Carl (Jack Black) will Bilder einfangen, die noch niemand zuvor gesehen hat.

Carl (Jack Black) will Bilder einfangen, die noch niemand zuvor gesehen hat.

Film King Kong
Produktionsland USA, Neuseeland, Deutschland
Jahr 2005
Spielzeit 180 Minuten
Regie Peter Jackson
Hauptdarsteller Naomi Watts, Jack Black, Adrien Brody, Thomas Kretschmann
Bewertung **1/2

Worum geht’s?

Als passionierter Filmmacher schert sich Carl Denham nicht allzu sehr um das, was seine Studiobosse planen. Als sie ihm wegen ausbleibender Erfolge die Finanzierung für seinen neusten Streifen versagen wollen, schafft er kurzerhand Tatsachen und macht sich ohne ihr Einverständnis ans Werk. Der Regisseur will eine Insel ansteuern, die noch kein Mensch (geschweige denn eine Kamera) zuvor gesehen hat. Die Crew warnt ihn vor einem Monster, das dort hausen soll. Als das Schiff die Insel tatsächlich erreicht, scheint sich der Fluch zu erfüllen: Ein schrecklicher Sturm tobt, und die blutrünstigen Eingeborenen auf der Insel nehmen die Hauptdarstellerin des Films gefangen. Schon bald steht nicht nur der Film auf der Kippe, sondern die ganze Crew ist in Lebensgefahr.

Das sagt shitesite:

Man muss das beinahe Punkrock nennen: In einem Blockbuster mit einem Budget von mehr als 200 Millionen Dollar macht Peter Jackson einen erfolglosen Regisseur, einen ins Theater verliebten Drehbuchautor und eine Schauspielerin, die am Hungertuch nagt, zu den Hauptfiguren. Und das Monster, das seinem Film den Titel gibt, bekommt der Zuschauer erst nach mehr als einer Stunde erstmals zu sehen. So viel Humor hat King Kong jenseits des Kontexts leider nicht zu bieten.

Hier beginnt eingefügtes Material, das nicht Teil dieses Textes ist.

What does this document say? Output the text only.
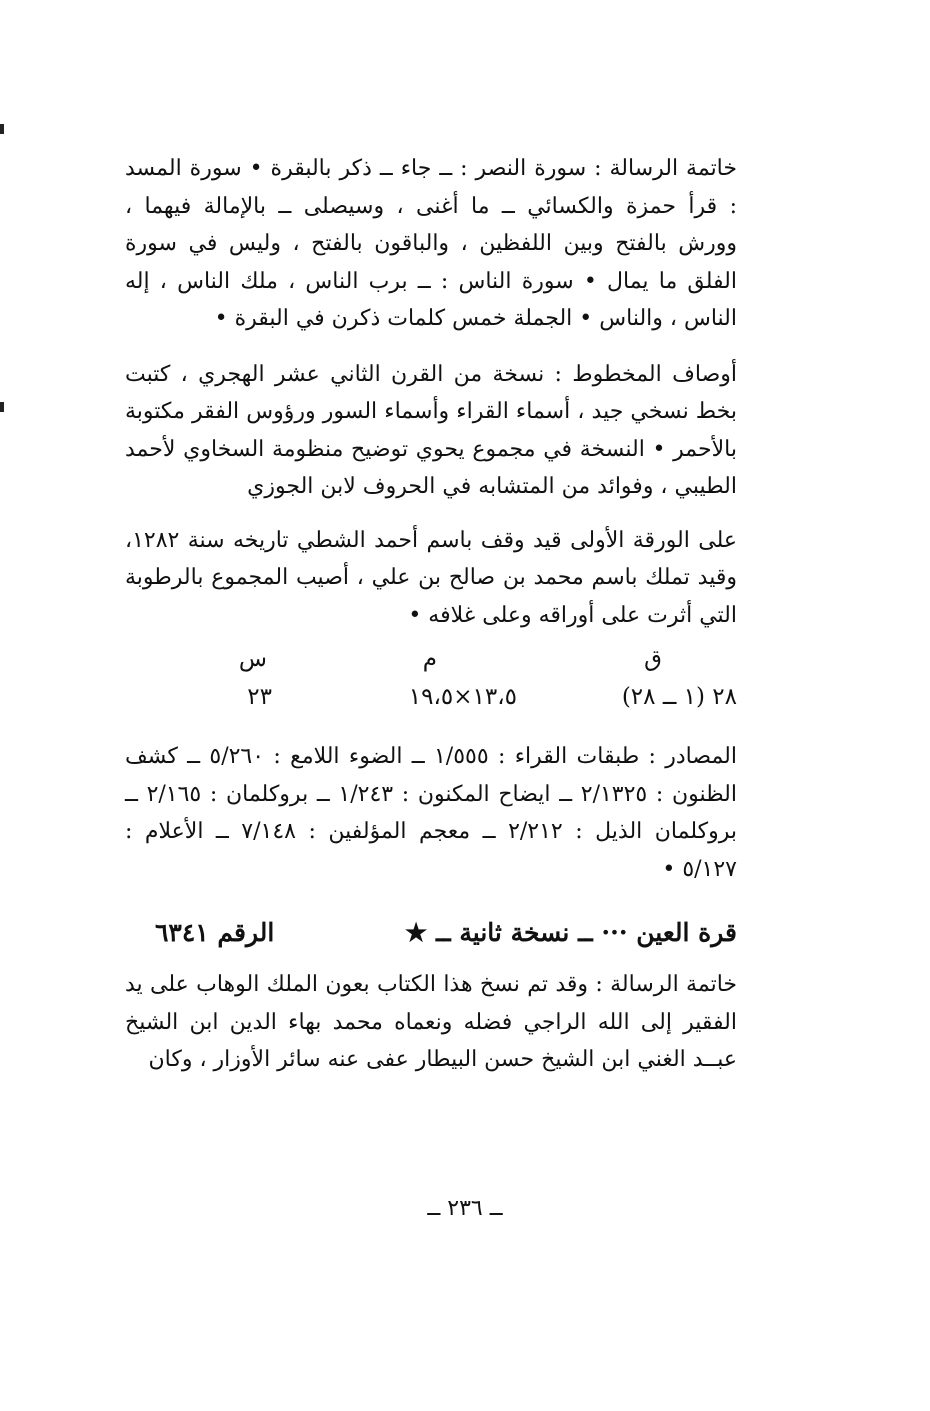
خاتمة الرسالة : سورة النصر : ــ جاء ــ ذكر بالبقرة • سورة المسد : قرأ حمزة والكسائي ــ ما أغنى ، وسيصلى ــ بالإمالة فيهما ، وورش بالفتح وبين اللفظين ، والباقون بالفتح ، وليس في سورة الفلق ما يمال • سورة الناس : ــ برب الناس ، ملك الناس ، إله الناس ، والناس • الجملة خمس كلمات ذكرن في البقرة •

أوصاف المخطوط : نسخة من القرن الثاني عشر الهجري ، كتبت بخط نسخي جيد ، أسماء القراء وأسماء السور ورؤوس الفقر مكتوبة بالأحمر • النسخة في مجموع يحوي توضيح منظومة السخاوي لأحمد الطيبي ، وفوائد من المتشابه في الحروف لابن الجوزي

على الورقة الأولى قيد وقف باسم أحمد الشطي تاريخه سنة ١٢٨٢، وقيد تملك باسم محمد بن صالح بن علي ، أصيب المجموع بالرطوبة التي أثرت على أوراقه وعلى غلافه •

ق
م
س
٢٨ (١ ــ ٢٨)
١٣،٥×١٩،٥
٢٣

المصادر : طبقات القراء : ١/٥٥٥ ــ الضوء اللامع : ٥/٢٦٠ ــ كشف الظنون : ٢/١٣٢٥ ــ ايضاح المكنون : ١/٢٤٣ ــ بروكلمان : ٢/١٦٥ ــ بروكلمان الذيل : ٢/٢١٢ ــ معجم المؤلفين : ٧/١٤٨ ــ الأعلام : ٥/١٢٧ •

قرة العين ··· ــ نسخة ثانية ــ ★
الرقم ٦٣٤١

خاتمة الرسالة : وقد تم نسخ هذا الكتاب بعون الملك الوهاب على يد الفقير إلى الله الراجي فضله ونعماه محمد بهاء الدين ابن الشيخ عبــد الغني ابن الشيخ حسن البيطار عفى عنه سائر الأوزار ، وكان

ــ ٢٣٦ ــ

Stattdessen entfaltet sich in diesem Spektakel eine Mischung aus Titanic und Jurassic Park, umrahmt von Joseph Conrads Herz der Finsternis. Jack Black ist dabei durchaus überzeugend als durchtriebener Regisseur, dem nichts heilig ist außer seinem Film. Ihn als Figur aber zu einer modernisierten Version von Conrads Marlow und King Kong als Film zu einer Fabel über die Hybris zu machen, ist deutlich überambitioniert. Dafür ist der Streifen viel zu sehr gefangen in seiner eigenen Enormität und Effekthascherei. Vor allem der quälend lange Schluss ist in dieser Hinsicht misslungen, und auch davor sind die Gefühle hier fast durchweg genauso künstlich wie die Kulissen. Echte Spannung kommt in King Kong nicht auf, nicht einmal echte Sentimentalität.

Am besten gelingt die Sequenz, in der King Kong gefangen als Zirkusattraktion in New York vorgeführt wird. In diesen Momenten ist der Ansatz des Films ausnahmsweise greifbar: Der Riesen-Gorilla kämpft hier nicht in erster Linie gegen seine Peiniger, sondern um seine Würde. Immerhin ein paar Minuten lang kann King Kong da treffende, eindrückliche Bilder für seine Kritik am Allmachtsanspruch des Menschen finden und die Frage stellen: Wer ist hier eigentlich die Bestie?

Bestes Zitat:

“Schauspieler! Sie bereisen die Welt, aber sehen immer nur ihr Spiegelbild.”